小村が、どうにもとまらない (抜粋)
山下裕二
〜『コムラマ』と『エポル』が、二〇〇九年六月二八日、クロネコヤマトのメール便で届いた。雨降りで、郵便受けからはみ出していたので、封筒はぐっしょり濡れている。慌ただしく封を切ったら、中味はなんとか濡れずに『コムラマ』と『エポル』が出てきた。その瞬間、小村が何をしたいのか、何をしているのか、すっかりわかった。というか、私は勝手にわかった気になった。ぐっしょり濡れた封筒の中から現れた本、という風情も嬉しかった。『コムラマ』は、文庫本の体裁。凝った造本で、表紙はパカッと開く。最初のビジュアルは「もやし小村一九八五年四月三〇日」と稚拙な鉛筆書きが添えられて、文字通りもやしの絵がある。これは小学生の頃に描いたものか。その後、小村の「若描き」が淡々と収録される。で、最後の十ページぐらいは、白い紙。ここには、おまえ、自分で描け、ということか。
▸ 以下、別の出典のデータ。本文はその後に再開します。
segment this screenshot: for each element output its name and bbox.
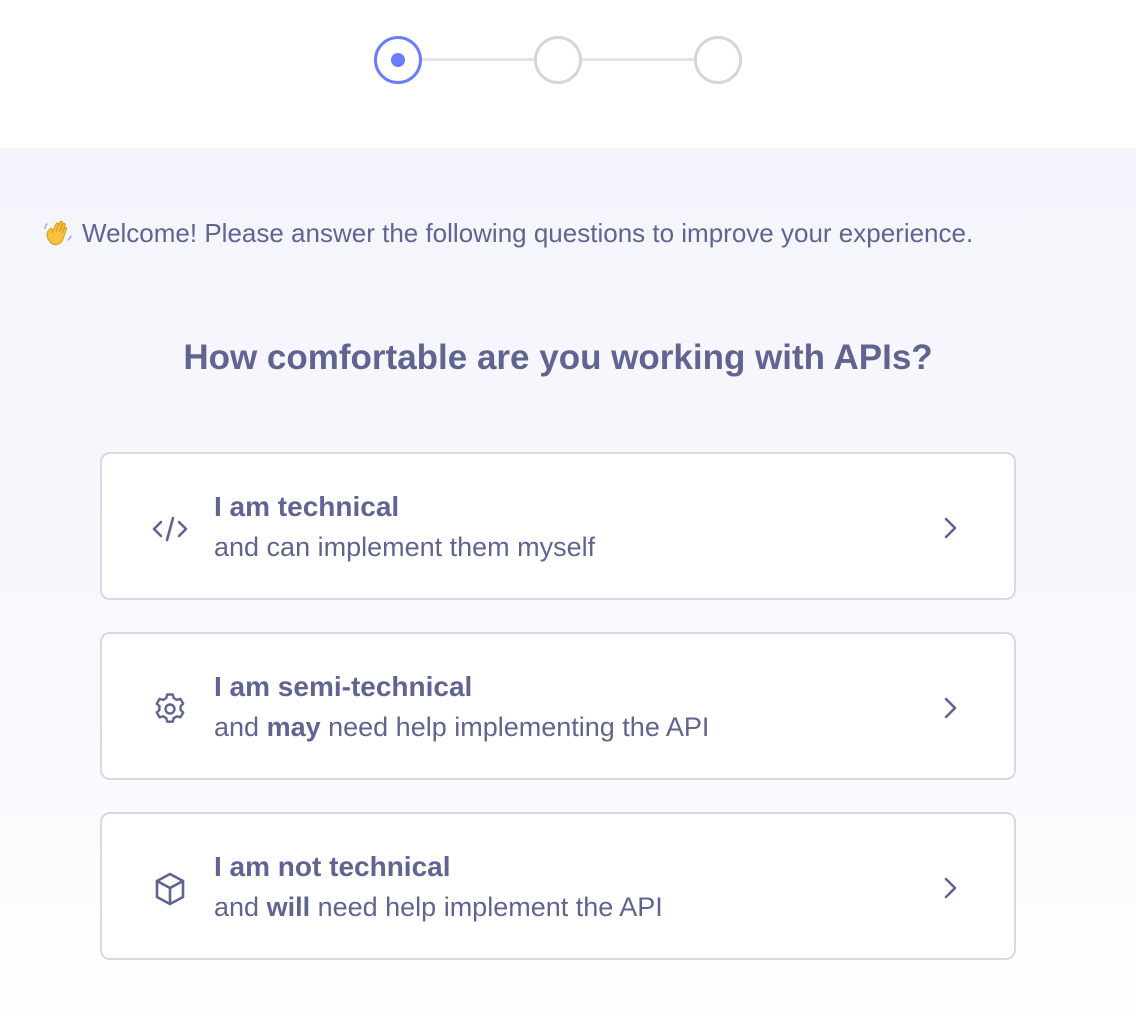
cube-icon bbox=[150, 869, 190, 909]
option-subtitle: and may need help implementing the API bbox=[214, 712, 710, 742]
option-subtitle: and will need help implement the API bbox=[214, 892, 663, 922]
gear-icon bbox=[150, 689, 190, 729]
step-2-indicator bbox=[534, 36, 582, 84]
step-1-indicator bbox=[374, 36, 422, 84]
waving-hand-icon bbox=[42, 217, 74, 249]
welcome-message: Welcome! Please answer the following que… bbox=[42, 216, 973, 250]
option-not-technical[interactable]: I am not technical and will need help im… bbox=[100, 812, 1016, 960]
stepper-connector bbox=[580, 58, 696, 61]
option-subtitle: and can implement them myself bbox=[214, 532, 596, 562]
progress-header bbox=[0, 0, 1136, 148]
option-semi-technical[interactable]: I am semi-technical and may need help im… bbox=[100, 632, 1016, 780]
chevron-right-icon bbox=[938, 874, 962, 902]
chevron-right-icon bbox=[938, 694, 962, 722]
option-title: I am semi-technical bbox=[214, 671, 473, 702]
welcome-text: Welcome! Please answer the following que… bbox=[82, 217, 974, 248]
option-title: I am not technical bbox=[214, 851, 451, 882]
step-3-indicator bbox=[694, 36, 742, 84]
code-icon bbox=[150, 509, 190, 549]
chevron-right-icon bbox=[938, 514, 962, 542]
active-step-dot bbox=[391, 53, 405, 67]
option-technical[interactable]: I am technical and can implement them my… bbox=[100, 452, 1016, 600]
option-title: I am technical bbox=[214, 491, 400, 522]
stepper-connector bbox=[420, 58, 536, 61]
question-heading: How comfortable are you working with API… bbox=[183, 338, 933, 377]
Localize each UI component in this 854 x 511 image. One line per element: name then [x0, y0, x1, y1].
『エポル』は、カストリ雑誌風の体裁。カストリ雑誌、わかりますか? このテキストは、日本語だけではなく、複数の外国語に翻訳されるだろうから、一応説明しておけば、第二次大戦後の何号かで終わってしまった雑誌の総称ですね。カストリとは、粗悪な焼酎。三合飲むと酔っぱらってつぶれるから、三号ぐらいで終わる雑誌がカストリ雑誌。あ・・・でも、しょう焼酎も説明しなければわからないか。
えーい、めんどくさい。日本語のニュアンスがわからない奴に、小村の絵なんか見てほしくないし、私の文章も読んでほしくないんだけど・・・ほんとは。でもともかく『エポル』は、絶妙な描き文字のタイトルにぐっときて、表紙の女の、鼻っ面や瞳や歯や唇や乳首や右足の付け根に施されたハイライトに、さらにぐっときて、こいつ、なんて絵心あるんだろう、とさらに小村を褒め殺ししたくなったのだった。もちろん、中味のエディトリアルも凄い。いちいち説明したくないが。 小村のことは、あまりにも好きで、この半年ぐらい半ば意図的に忘れようとしてきたが、この原稿を依頼されてそうもいかず、ネットで検索してみた。そうしたら、去年のギャラリーレビューみたいな情報もたくさんあって、あ、やっぱりわかる奴はわかるんだな、と思った。でも、まだ知らないよな、世間の大半は、とも思った。